En 1995, más precisamente el 27 de mayo de ese año, durante un concurso de equitación con salto de obstáculos en Virginia, al intentar superar un escollo cayó de cabeza desde su caballo, lo que le provocó la fractura de dos vértebras cervicales y le seccionó la médula espinal. Esta lesión lo dejaría postrado en una silla de ruedas con respiración asistida y la certeza de que esa terrible condición sería de carácter irreversible.

Sin embargo, Christopher Reeve no se quedó quieto y creó una fundación y colaboró junto con su esposa con programas de becas que otorgaron más de $16 millones de dólares a organizaciones que ayudan a las personas que viven con parálisis.

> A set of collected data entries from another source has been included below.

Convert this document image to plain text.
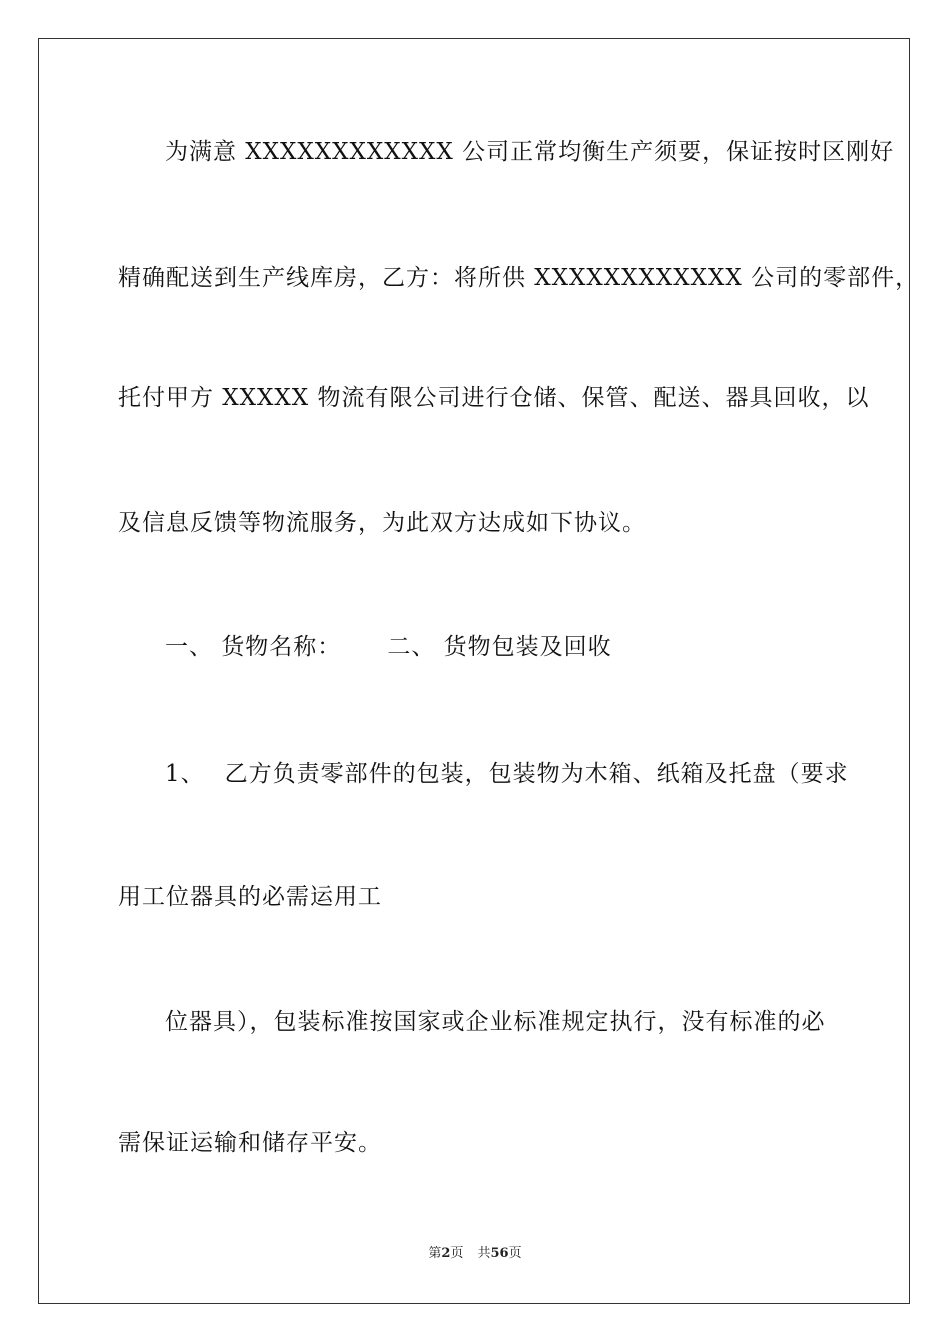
为满意 XXXXXXXXXXXX 公司正常均衡生产须要，保证按时区刚好
精确配送到生产线库房，乙方：将所供 XXXXXXXXXXXX 公司的零部件，
托付甲方 XXXXX 物流有限公司进行仓储、保管、配送、器具回收，以
及信息反馈等物流服务，为此双方达成如下协议。
一、 货物名称： 二、 货物包装及回收
1、 乙方负责零部件的包装，包装物为木箱、纸箱及托盘（要求
用工位器具的必需运用工
位器具），包装标准按国家或企业标准规定执行，没有标准的必
需保证运输和储存平安。
第2页 共56页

También sumaron en la fundación un Centro de Recursos para la Parálisis, que ayudó a miles de personas que viven con esta dificultad y a sus familias a conseguir los instrumentos útiles y necesarios para el estilo de vida que estas personas requieren.

En 1997, dos años después de su accidente, Reeve debutó como director con el filme para TV In the Gloaming, sobre un joven con sida que va a pasar sus últimos días en compañía de su familia. Al año siguiente protagoniza La Ventana de Enfrente, junto a Daryl Hannah y participó en las series Sesame Street, The Practice y en Smallville como Virgil Swann, un científico que le dio a Clark Kent, en este caso Tom Welling, claves sobre su verdadero origen, siendo estos dos de los episodios con mayor audiencia de la serie.

En octubre de 2004 fue atendido por un problema de hipotensión causado por una sepsis. A consecuencia del tratamiento con antibióticos para esa infección, Christopher Reeve sufrió un ataque cardíaco el día 9 del mismo mes, entrando en coma sostenido y llevado al Hospital North Westchester de Mount Kisco. Christopher Reeve fallecería dieciocho horas más tarde, el 10 de octubre de 2004 a los 52 años. ¡Su legado sigue vivo!